Wertschätzung zeigt sich in der Akzeptanz des anderen und im Respekt gegenüber seiner Individualität, selbst wenn sein Verhalten Anlass zu Kritik gibt. Wer eine wertschätzende Grundhaltung hat, weiß und akzeptiert, dass Menschen Fehler machen und geht davon aus, dass sie daraus lernen.
Wertschätzung setzt emotionale Kompetenz, Empathie und Selbstwert voraus. Und, das ist das Schöne daran: Sie kommt zurück – mit Zinsen.
„Weniger werten und mehr wertschätzen führt zum Mehrwert für alle.“
Peter F. Keller, Schweizer Philosoph und Schrifsteller
Auch Anerkennung ist ein Grundbedürfnis jedes Menschen. Und damit eine wichtige Triebfeder für sein Handeln im sozialen Miteinander. Anerkennung motiviert, weil sie zeigt, dass wir etwas richtig und gut gemacht haben.
Im Unterschied zur Wertschätzung ist Anerkennung meistens „nur“ auf ein Resultat bezogen. Sie kann jedoch wesentlich zur Motivation beitragen, wenn Sie auch den gezeigten Einsatz der Beschäftigten für ein Projekt – zum Beispiel durch lange Arbeitstage oder Urlaubsverzicht – würdigen. Das gilt selbst oder gerade dann, wenn die Mühen nicht von Erfolg gekrönt waren. Dass sie überhaupt erwähnt werden, ist oft sogar wichtiger als das Lob für eine erbrachte (erfolgreiche) Leistung.
Wir kennen es alle: Wenn andere uns sehen, Interesse an uns zeigen oder uns ihre Anerkennung deutlich machen, fühlt sich der Alltag gleich ein bisschen heller und freundlicher an. Und wenn es dann noch der Chef oder die Chefin ist, der:die uns seine:ihre Wertschätzung zeigt oder uns ein positives Feedback gibt, ist das oft mehr wert als jede Prämie oder ein Bonus.

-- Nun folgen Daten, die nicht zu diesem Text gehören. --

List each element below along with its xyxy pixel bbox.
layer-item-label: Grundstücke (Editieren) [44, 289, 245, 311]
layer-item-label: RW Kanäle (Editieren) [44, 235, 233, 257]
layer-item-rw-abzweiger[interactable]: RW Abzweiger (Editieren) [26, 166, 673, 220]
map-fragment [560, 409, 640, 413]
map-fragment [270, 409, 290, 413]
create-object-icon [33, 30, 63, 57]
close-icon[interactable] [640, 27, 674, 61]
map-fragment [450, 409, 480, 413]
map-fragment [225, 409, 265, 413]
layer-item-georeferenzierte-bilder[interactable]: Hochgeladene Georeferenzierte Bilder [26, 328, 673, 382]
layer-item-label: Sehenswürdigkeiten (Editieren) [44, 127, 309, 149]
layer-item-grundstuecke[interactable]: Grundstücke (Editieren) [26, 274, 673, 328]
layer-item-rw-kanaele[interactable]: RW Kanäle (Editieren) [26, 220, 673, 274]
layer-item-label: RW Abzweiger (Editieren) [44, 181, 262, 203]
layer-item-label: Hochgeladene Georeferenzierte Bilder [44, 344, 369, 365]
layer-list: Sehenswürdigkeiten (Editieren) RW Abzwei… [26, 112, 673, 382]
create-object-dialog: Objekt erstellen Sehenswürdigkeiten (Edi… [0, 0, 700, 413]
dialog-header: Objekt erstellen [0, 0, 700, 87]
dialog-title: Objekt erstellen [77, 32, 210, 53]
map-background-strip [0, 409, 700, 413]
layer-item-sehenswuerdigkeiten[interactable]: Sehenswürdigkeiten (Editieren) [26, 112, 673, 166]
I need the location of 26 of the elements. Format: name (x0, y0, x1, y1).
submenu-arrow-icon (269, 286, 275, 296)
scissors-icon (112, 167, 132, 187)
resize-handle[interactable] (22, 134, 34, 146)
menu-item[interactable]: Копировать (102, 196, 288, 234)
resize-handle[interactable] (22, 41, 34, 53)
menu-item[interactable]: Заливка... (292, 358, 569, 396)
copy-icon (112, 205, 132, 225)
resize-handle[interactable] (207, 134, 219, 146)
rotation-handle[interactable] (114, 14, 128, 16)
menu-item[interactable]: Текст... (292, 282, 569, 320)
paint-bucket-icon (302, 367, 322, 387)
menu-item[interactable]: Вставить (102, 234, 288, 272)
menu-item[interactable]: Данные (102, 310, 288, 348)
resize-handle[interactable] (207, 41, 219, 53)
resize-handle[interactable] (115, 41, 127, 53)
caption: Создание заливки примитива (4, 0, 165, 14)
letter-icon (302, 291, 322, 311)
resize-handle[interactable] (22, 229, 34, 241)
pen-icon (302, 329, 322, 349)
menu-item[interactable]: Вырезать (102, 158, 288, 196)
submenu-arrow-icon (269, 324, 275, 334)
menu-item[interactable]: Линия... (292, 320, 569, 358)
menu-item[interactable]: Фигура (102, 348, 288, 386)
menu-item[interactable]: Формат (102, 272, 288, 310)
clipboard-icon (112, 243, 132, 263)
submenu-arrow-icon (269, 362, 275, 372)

Wertschätzung und Anerkennung: 3 Wege, wie Sie sie zeigen können
1. Taten
Wertschätzung ist ein Geschenk, das wir machen. Durch unser Verhalten und Handeln wird sie sicht- und spürbar. Dabei spielen auch Umgangsformen eine Rolle, ohne Wertschätzung bleiben sie Floskeln.
Eine wertschätzende Atmosphäre schaffen Sie, indem Sie
- eine Kultur des Miteinanders statt Gegeneinanders fördern
- eine Haltung leben, die von Menschlichkeit und Fehlerfreundlichkeit geprägt ist
- ein Umfeld für Offenheit, Aufrichtigkeit und Vertrauen schaffen
- Verantwortung übergeben und so die Eigenverantwortlichkeit Ihrer Mitarbeitenden stärken
- Handlungs- und Entscheidungsspielraum bieten
- ehrliches Interesse und Verständnis für Schwierigkeiten zeigen
- Unterstützung anbieten
- sich Zeit nehmen für Ihre Mitarbeiter und Mitarbeiterinnen
- ihnen auch mal den Vortritt lassen oder den größeren Redeanteil, z.B. im Jahresgespräch
- sich selbst transparent und authentisch geben und damit ein Vorbild sind
Damit legen Sie die Basis für eine gute, vertrauensvolle Beziehung – den entscheidenden Faktor für ein motiviertes und zufriedenes Team.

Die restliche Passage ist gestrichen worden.